Distinguished historian David D. Hall looks afresh at how the colonists set up churches, civil governments, and methods for distributing land. Bringing with them a deep fear of arbitrary, unlimited authority grounded in either church or state, these settlers based their churches on the participation of laypeople and insisted on “consent” as a premise of all civil governance. Encouraging broad participation and relying on the vigorous use of petitioning, they also transformed civil and criminal law and the workings of courts. The outcome was a civil society far less authoritarian and hierarchical than was customary in their age—indeed, a society so advanced that a few dared to describe it as “democratical.” They were well ahead of their time in doing so.
As Puritans, the colonists also hoped to exemplify a social ethics of equity, peace, and the common good. In a case study of a single town, Hall follows a minister as he encourages the townspeople to live up to these high standards in their politics. This is a book that challenges us to discard long-standing stereotypes of the Puritans as temperamentally authoritarian and their leadership as despotic. Hall demonstrates exactly the opposite. Here, we watch the colonists as they insist on aligning institutions and social practice with equity and liberty.

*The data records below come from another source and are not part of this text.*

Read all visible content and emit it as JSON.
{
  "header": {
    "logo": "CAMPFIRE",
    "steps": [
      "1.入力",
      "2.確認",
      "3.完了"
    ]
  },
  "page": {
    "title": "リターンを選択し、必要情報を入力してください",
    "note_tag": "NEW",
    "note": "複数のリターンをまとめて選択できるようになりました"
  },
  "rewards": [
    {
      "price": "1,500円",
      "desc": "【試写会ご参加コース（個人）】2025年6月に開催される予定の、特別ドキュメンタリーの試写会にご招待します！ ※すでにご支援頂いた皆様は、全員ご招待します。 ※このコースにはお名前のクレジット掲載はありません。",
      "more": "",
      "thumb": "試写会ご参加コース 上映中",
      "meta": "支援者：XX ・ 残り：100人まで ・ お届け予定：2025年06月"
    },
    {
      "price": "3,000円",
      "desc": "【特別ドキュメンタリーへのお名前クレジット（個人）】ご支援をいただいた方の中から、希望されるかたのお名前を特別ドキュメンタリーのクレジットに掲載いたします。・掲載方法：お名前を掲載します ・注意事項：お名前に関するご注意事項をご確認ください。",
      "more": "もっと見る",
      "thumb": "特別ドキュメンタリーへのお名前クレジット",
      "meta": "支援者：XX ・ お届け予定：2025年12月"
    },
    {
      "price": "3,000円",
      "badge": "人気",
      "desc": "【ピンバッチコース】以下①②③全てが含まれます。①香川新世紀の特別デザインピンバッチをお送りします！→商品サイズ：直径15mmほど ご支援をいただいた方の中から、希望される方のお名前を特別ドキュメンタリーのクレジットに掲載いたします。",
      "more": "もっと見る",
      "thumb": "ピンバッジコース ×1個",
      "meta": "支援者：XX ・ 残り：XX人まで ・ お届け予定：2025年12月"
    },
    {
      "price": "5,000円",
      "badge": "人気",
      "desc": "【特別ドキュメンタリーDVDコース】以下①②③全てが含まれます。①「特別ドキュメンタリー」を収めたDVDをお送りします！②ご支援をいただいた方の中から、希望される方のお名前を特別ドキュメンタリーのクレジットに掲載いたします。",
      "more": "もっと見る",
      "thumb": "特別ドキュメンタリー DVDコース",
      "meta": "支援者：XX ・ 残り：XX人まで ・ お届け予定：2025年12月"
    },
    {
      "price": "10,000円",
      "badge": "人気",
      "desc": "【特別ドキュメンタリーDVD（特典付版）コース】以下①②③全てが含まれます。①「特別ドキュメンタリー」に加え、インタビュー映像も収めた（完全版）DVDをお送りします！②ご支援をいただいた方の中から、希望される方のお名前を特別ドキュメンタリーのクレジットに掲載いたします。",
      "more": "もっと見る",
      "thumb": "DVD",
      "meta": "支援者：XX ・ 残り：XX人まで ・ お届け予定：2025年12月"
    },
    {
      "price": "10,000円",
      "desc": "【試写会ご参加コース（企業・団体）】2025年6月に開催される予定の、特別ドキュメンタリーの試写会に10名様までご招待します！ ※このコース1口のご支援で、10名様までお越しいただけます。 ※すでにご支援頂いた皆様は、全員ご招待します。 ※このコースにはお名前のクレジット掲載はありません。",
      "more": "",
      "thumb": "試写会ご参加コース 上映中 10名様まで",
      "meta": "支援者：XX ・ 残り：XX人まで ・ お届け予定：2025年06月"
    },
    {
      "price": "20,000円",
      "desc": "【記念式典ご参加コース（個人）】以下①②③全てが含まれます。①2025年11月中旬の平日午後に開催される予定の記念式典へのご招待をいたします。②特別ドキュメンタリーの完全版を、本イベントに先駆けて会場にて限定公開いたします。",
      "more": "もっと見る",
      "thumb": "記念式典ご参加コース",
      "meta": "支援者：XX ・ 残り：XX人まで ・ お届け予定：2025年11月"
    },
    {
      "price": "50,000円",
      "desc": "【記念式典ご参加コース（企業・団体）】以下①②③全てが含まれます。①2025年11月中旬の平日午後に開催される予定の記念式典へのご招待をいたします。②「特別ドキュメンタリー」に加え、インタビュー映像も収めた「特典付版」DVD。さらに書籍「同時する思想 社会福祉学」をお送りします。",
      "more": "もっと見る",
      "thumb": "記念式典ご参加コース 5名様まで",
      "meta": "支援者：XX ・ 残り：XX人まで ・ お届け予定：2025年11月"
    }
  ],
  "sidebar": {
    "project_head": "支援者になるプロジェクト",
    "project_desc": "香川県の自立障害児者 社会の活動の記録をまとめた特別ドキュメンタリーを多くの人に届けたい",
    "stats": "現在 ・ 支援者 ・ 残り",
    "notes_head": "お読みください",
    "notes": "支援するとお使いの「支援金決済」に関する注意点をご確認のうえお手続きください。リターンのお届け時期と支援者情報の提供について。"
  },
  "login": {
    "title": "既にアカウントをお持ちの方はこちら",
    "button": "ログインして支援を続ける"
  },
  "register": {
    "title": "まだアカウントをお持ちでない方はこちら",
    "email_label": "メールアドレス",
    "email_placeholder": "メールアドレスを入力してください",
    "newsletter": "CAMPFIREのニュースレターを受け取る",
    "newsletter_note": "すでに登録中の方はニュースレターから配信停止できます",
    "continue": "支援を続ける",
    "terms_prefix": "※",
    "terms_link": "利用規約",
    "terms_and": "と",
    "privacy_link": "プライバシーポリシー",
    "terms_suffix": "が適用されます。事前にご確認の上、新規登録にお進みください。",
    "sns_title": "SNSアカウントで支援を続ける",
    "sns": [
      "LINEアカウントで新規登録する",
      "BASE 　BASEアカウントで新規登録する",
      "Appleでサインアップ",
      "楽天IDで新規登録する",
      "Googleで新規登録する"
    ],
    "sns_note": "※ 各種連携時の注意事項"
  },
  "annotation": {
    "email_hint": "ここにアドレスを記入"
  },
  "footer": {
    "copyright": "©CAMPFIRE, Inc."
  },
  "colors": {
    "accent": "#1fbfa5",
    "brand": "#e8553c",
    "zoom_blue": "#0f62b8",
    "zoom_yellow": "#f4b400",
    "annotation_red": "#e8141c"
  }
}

A stunning re-evaluation of the earliest moments of New England’s history, revealing the colonists to be the most effective and daring reformers of their day.
PUBLISHERS WEEKLY
In the popular imagination, the New England Puritans are often portrayed as dour and authoritarian individuals out to quash social liberties and enforce conformity to particular religious principles. Hall's captivating study of American Puritanism between 1630 and 1650 challenges this view and offers instead a portrait of a group of people deeply engaged in fostering vital alliances between civil government and ecclesial government. Drawing deeply on colonial records, the Harvard historian demonstrates that the Puritan colonists asked questions about who should have the vote and what kind of rulers they wanted, how the inheritance of property should be arranged, what role the civil state should play in religion, and how land should be distributed. He shows that the colonists, in contrast to their contemporaries in England, were ambitious to restore the religious practice of the earliest Christian communities, the Congregational Way. Hall's first-rate book offers a glimpse of a small slice of American religious history, challenging prevailing ideas about the nature of reform in Puritan New England.